B. La sélectivité comme condition de l’efficacité
Plutôt que de tout embrasser, il plaide pour une approche ciblée : concentrer les efforts africains sur des secteurs stratégiques – santé, éducation, agriculture – où les besoins sont urgents et où l’IA peut avoir un effet de levier immédiat. Loin de la fuite en avant technologique, il évoque une IA utile, sobre et contextualisée, au service du développement inclusif.
C. La souveraineté numérique comme devoir
Il insiste sur la protection des données africaines, aujourd’hui “angle mort de la donnée globale”. Il évoque aussi les ressources naturelles (eau, vent, espace, soleil), les données culturelles et linguistiques, les jeunes talents : autant d’actifs convoités, qu’il faut protéger. La souveraineté numérique devient une nécessité stratégique reposant sur trois piliers : données, infrastructures, normes. Il appelle à ne pas dépendre exclusivement des plateformes étrangères et à bâtir des capacités locales adaptées, dans une perspective d’équité internationale.
3. Une critique implicite de la fracture interne
Un passage fort du discours évoque le risque d’une IA réservée à une élite urbaine, ce qui serait “un échec moral”. En filigrane, il critique l’exclusion numérique déjà visible sur le continent. Il appelle à ne pas reproduire les inégalités existantes, mais à bâtir des politiques publiques inclusives, accessibles aux travailleurs informels, zones rurales, jeunes non connectés.
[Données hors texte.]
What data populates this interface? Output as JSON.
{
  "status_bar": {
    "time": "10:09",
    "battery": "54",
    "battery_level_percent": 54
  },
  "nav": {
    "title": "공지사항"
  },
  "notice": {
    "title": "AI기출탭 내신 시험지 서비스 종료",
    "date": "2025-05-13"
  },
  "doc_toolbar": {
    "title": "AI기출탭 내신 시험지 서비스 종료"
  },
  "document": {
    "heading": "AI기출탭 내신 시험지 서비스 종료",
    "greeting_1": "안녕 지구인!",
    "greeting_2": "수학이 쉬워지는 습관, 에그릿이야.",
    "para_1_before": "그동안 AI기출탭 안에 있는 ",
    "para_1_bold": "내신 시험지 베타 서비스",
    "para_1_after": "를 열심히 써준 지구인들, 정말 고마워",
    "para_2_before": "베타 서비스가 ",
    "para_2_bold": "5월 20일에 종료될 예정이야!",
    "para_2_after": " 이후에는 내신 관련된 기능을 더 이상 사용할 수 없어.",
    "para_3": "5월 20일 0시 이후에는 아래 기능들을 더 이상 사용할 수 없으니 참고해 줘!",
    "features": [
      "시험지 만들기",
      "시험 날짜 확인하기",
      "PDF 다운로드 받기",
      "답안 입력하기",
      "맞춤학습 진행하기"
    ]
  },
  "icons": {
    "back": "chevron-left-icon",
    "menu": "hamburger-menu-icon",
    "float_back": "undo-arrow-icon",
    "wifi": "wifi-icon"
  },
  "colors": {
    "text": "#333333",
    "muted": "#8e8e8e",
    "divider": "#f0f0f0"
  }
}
4. Rhétorique et construction
Le discours est progressif, articulé en cinq grands mouvements :
1. Lucidité sur le contexte mondial
2. Sélectivité stratégique
3. Protection des atouts africains
4. Appel à une souveraineté numérique
5. Mise en garde contre une IA à deux vitesses
Le lexique est sobre, ferme, sans effets de manche, mais parfois presque littéraire dans sa musicalité (“Il ne s’agit pas de tout faire, mais de bien choisir”).
5. Positionnement politique régional
Faure Gnassingbé se positionne comme un leader pragmatique, non pas à la marge de l’innovation, mais à l’articulation du développement et de la souveraineté. En s’adressant aux autres chefs d’État, il se place dans une posture de mobilisation collective, sans verser dans l’afro-optimisme naïf.
6. Limites ou points à creuser
• Pas de feuille de route concrète : peu de détails sur les mécanismes ou institutions nécessaires à cette stratégie.
• Absence de chiffrage ou d’exemples précis : on reste à un niveau de principes.
• Rôle du secteur privé peu mentionné : il aurait pu évoquer les start-up africaines, ou les partenariats Sud-Sud.
Ce discours est une déclaration de doctrine plus qu’un plan d’action. Il marque un tournant rhétorique important dans les prises de parole africaines sur la tech : fini le mimétisme occidental, place à la sélectivité, à la souveraineté et à l’éthique. Faure Gnassingbé y défend une vision politique de l’IA comme outil de transformation locale et non comme un simple vecteur d’intégration à un système mondial inégalitaire.